Logo à chegada a Lisboa, os Delaunay vão esboçar um projeto no qual envolvem os artistas portugueses e a que chamam Corporation Nouvelle (Nova Corporação). Através desta iniciativa pretendiam organizar Expositions Mouvantes Nord-Sud-Est-Ouest (Exposições Itinerantes Norte-Sul-Este-Oeste) e produzir álbuns, comprados por subscrição, nos quais os artistas deveriam executar trabalhos originais a pochoir que seriam conjugados com textos e poemas. Esta conjugação entre a palavra e a pintura havia sido realizada com muito sucesso com o livro desdobrável realizado em 1913 e intitulado La Prose du Transsibérien et de la PetiteJehanne de France [A Prosa do Transsiberiano e da Pequena Jehanne de França] numa colaboração entre Sónia Delaunay e o poeta Blaise Cendrars. Juntamente com várias obras realizadas em Portugal da autoria de Sónia Delaunay, e de quatro obras da autoria de Robert Delaunay, datadas do período parisiense do pré-guerra, este livro será exposto (e vendido) em Estocolmo, na única exposição que se pode considerar ter ocorrido no âmbito da Coroporation Nouvelle, realizada na Nya konstgalleriet, de Arturo Ciacelli, em 23 de março de 1916, exposição em que, no entanto, não participa nenhum dos artistas portugueses.

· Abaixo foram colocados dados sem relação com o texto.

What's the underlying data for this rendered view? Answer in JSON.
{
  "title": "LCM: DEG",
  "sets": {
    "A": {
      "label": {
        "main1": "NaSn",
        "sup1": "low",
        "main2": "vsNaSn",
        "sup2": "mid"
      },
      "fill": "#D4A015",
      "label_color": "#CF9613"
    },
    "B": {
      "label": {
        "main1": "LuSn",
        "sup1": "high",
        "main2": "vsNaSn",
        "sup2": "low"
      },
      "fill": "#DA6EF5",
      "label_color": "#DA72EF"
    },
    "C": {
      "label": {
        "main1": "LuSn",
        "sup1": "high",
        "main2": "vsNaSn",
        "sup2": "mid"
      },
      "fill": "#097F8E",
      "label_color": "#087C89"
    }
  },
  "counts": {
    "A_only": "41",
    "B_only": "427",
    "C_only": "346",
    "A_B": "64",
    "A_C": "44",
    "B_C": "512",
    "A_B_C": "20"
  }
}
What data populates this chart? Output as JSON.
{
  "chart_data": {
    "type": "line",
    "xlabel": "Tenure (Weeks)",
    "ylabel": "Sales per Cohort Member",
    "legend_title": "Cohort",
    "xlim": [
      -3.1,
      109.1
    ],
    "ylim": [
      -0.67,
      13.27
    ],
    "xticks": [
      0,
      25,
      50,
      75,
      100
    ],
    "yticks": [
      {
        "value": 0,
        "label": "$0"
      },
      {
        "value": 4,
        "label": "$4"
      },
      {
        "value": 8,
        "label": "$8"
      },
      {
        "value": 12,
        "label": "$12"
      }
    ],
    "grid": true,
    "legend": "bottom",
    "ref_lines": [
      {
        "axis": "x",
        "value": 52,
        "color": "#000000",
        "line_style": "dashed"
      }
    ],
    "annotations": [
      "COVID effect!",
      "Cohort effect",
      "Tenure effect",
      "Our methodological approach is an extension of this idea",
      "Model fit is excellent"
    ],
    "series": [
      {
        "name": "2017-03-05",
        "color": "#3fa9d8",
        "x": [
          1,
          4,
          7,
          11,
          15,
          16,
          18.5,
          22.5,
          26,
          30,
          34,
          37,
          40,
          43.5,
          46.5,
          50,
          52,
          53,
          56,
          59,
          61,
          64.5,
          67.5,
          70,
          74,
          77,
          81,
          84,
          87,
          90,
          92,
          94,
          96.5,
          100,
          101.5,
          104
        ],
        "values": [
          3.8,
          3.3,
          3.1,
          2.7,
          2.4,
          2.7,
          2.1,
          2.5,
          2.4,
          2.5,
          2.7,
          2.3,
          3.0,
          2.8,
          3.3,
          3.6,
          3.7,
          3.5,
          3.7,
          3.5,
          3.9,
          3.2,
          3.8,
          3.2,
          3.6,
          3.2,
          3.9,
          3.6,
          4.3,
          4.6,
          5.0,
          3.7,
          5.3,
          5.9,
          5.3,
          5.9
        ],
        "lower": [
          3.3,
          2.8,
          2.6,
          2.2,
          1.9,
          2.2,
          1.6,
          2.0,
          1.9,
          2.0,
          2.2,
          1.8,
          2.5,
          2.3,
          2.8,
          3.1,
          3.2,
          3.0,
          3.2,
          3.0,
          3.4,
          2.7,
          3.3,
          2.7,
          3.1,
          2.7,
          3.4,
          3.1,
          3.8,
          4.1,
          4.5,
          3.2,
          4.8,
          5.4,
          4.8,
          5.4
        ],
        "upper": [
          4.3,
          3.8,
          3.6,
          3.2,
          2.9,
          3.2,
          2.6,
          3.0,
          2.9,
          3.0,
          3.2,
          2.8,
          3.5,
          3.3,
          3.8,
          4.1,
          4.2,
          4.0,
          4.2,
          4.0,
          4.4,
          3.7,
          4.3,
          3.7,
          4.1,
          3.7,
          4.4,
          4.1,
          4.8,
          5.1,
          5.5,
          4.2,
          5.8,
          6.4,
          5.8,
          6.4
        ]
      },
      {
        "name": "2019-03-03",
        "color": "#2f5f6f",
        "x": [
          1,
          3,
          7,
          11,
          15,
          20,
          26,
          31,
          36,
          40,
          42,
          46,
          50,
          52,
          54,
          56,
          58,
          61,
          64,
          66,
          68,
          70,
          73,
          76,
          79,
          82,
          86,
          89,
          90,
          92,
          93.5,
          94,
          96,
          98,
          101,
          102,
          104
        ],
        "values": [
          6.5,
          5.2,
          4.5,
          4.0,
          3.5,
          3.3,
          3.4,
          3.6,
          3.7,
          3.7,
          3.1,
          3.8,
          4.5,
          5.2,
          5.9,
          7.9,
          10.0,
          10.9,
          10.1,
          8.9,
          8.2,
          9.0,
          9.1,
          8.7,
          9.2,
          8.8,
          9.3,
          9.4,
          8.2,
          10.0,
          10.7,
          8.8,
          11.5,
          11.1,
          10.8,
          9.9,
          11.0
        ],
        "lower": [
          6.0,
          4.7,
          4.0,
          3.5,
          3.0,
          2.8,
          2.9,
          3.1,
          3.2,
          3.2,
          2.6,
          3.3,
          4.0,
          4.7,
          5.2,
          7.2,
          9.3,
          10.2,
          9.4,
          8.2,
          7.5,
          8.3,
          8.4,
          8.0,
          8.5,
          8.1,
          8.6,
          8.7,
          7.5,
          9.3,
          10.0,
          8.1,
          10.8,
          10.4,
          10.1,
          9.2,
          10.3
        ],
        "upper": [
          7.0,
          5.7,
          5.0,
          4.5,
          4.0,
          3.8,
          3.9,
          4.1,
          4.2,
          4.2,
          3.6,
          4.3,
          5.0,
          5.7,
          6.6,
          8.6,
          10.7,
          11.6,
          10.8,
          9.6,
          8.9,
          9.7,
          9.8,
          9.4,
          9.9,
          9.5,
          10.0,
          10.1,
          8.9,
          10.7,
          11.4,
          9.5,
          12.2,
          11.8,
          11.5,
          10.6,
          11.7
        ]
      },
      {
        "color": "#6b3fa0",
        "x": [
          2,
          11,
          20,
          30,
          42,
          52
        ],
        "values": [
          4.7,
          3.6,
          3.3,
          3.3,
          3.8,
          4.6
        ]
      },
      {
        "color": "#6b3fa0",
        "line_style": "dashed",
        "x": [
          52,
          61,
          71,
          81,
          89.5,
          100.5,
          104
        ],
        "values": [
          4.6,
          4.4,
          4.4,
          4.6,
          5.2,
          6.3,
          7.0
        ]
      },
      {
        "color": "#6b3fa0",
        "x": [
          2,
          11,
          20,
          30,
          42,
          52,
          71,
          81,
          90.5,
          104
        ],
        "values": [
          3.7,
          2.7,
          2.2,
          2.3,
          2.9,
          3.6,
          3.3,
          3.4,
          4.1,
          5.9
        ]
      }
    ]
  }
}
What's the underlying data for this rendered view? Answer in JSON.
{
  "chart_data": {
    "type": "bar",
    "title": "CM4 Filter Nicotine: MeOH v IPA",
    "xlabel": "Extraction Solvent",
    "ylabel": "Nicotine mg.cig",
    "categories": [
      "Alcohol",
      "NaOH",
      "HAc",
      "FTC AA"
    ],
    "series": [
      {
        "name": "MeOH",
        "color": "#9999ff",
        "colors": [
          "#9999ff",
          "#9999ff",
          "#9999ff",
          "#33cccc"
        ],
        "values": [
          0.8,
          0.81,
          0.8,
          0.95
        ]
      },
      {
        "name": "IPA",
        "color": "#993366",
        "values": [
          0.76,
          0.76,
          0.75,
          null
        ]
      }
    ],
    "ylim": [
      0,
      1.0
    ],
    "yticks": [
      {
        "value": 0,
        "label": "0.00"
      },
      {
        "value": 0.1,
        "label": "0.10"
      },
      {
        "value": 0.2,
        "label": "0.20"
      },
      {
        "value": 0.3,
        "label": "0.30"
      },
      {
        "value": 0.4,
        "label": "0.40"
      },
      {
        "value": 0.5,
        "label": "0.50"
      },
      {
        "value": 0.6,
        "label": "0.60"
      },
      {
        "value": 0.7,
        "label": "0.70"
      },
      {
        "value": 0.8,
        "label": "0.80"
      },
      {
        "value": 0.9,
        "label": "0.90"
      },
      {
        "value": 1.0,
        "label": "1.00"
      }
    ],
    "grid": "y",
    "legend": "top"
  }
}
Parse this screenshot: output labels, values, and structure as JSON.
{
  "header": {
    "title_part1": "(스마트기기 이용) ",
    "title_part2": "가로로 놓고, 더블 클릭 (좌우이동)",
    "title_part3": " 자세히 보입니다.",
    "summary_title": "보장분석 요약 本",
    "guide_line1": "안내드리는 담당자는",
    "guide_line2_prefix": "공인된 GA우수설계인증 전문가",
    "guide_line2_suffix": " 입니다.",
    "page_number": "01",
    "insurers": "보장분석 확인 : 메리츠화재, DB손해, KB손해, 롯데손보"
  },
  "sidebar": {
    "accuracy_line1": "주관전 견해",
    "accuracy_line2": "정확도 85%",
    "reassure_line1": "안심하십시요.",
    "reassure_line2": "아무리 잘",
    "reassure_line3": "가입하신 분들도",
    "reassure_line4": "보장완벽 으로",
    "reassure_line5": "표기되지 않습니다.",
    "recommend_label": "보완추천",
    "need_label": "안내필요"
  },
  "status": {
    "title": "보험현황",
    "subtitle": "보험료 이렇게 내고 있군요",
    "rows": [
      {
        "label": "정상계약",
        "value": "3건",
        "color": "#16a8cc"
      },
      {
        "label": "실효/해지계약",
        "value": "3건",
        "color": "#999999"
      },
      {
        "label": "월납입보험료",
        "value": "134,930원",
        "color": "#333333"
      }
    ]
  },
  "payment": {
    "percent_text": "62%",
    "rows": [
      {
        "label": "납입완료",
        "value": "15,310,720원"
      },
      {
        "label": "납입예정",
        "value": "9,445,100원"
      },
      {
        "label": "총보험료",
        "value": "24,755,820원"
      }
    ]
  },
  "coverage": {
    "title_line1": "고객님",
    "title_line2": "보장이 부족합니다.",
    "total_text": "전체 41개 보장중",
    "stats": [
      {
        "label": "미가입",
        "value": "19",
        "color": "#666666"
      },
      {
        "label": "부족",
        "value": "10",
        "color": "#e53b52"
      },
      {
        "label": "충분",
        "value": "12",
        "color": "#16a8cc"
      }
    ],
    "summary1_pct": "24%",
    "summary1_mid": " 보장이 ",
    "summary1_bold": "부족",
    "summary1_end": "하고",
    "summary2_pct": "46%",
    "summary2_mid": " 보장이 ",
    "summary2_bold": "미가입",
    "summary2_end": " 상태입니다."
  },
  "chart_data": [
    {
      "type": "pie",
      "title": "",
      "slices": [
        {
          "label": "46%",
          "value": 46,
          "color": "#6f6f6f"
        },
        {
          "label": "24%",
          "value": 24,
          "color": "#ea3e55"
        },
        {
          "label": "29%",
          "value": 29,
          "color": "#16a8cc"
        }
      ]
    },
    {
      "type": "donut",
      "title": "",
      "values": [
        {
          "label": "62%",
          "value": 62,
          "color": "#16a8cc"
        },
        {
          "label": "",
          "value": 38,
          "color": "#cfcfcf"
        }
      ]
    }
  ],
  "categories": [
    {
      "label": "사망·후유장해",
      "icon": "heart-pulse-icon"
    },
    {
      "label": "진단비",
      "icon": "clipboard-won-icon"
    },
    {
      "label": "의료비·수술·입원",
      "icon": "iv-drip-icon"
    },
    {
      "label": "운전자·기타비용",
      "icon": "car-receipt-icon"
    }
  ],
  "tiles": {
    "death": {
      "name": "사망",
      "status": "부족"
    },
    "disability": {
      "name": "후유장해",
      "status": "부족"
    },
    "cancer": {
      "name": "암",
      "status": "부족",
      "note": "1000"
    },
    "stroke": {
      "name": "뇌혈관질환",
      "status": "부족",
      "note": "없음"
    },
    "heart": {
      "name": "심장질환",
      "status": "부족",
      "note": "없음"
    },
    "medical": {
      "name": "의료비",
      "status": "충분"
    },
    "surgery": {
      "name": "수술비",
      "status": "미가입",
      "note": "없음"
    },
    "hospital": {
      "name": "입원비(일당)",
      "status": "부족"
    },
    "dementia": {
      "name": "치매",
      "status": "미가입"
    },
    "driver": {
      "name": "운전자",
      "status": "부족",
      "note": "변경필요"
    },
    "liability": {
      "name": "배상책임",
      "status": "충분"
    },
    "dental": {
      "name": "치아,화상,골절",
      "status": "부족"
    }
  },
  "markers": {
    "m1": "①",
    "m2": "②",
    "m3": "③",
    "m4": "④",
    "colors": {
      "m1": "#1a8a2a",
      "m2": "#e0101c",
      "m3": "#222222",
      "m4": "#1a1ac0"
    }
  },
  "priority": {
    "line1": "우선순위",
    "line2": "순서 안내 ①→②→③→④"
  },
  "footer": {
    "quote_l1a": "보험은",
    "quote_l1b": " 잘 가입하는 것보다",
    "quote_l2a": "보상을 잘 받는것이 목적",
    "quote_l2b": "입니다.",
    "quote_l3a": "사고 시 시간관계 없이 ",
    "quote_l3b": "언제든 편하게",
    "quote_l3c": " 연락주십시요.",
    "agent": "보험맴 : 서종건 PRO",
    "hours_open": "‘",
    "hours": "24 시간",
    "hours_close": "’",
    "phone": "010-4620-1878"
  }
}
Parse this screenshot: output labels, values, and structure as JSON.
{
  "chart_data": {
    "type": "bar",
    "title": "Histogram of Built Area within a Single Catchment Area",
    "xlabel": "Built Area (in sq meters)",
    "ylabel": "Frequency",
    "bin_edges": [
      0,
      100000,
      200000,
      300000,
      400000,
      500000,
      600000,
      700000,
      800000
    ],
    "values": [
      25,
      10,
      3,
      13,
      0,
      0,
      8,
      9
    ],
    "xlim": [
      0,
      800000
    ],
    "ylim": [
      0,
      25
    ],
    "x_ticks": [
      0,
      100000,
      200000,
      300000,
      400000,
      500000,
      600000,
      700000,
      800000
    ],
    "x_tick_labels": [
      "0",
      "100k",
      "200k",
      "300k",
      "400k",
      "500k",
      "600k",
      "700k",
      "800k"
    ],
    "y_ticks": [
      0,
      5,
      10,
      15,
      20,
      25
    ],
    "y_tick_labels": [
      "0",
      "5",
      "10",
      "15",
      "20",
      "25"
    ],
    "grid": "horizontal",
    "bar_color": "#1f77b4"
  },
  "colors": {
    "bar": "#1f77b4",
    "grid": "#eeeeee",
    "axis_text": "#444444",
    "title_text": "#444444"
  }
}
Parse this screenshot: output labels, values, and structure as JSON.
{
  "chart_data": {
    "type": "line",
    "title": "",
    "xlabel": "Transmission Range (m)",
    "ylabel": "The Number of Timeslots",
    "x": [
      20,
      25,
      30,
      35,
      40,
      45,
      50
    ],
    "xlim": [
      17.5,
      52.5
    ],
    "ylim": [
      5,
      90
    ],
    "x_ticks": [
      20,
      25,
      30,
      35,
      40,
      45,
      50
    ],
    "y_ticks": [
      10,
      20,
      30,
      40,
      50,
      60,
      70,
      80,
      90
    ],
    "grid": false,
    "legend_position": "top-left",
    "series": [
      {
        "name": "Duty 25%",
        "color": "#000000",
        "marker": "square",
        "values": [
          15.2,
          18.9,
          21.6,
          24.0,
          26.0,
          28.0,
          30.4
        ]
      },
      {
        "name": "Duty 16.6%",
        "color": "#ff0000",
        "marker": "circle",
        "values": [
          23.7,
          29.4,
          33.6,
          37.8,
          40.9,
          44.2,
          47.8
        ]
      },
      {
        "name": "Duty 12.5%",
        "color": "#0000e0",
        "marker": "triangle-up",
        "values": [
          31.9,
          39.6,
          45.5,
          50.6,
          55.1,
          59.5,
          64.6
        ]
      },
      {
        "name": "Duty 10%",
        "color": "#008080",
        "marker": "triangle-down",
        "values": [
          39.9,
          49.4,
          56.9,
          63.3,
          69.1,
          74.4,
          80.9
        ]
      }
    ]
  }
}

Outra exposição está pensada para Barcelona, na Galeria de Josep Dalmau, sendo de grande interesse para Amadeo de Souza-Cardoso. No entanto, sucessivamente adiada, esta exposição da Corporation Nouvelle em Barcelona não se chega a concretizar.
Em Portugal, Sónia e Robert Delaunay vão experimentar a pintura a encáustica, pigmentos misturados com cera a quente. Aplicada à pintura simultaneísta, esta técnica conferia maior intensidade às cores e dava corpo à matéria pictórica, reforçando a cor na ordem construtiva da pintura. Embora Eduardo Viana, Sam Halpert e Amadeo de Souza-Cardoso tenham igualmente experimentado a pintura a cera, e tivessem em comum com os Delaunay o forte apelo da cor, não aderiram à pintura simultaneísta tal como era praticada por Sónia e Robert Delaunay. Interessava-lhes, sobretudo, a participação na renovação artística que a concretização da Corporation Nouvelle pressupunha, na união de esforços para a apresentação internacional conjunta das suas obras.
Ana Vasconcelos
(1) Esta correspondência foi publicado por Paulo Ferreira - Correspondance de quatre artistes portugais. Almada-Negreiros, José Pacheco, Souza-Cardoso, Eduardo Vianna avec Robert et Sónia Delaunay. Contribution à l'histoire de l’art moderne portugais (années 1915-1917), Paris, Presses Universitaires de France, (1979, 1981), edição apoiada pela Fundação Calouste Gulbenkian (Publications du Centre Culturel Portugais).
(2) Nous irons jusqu'au soleil, Paris, Èditions Robert Laffont, 1978, p. 74.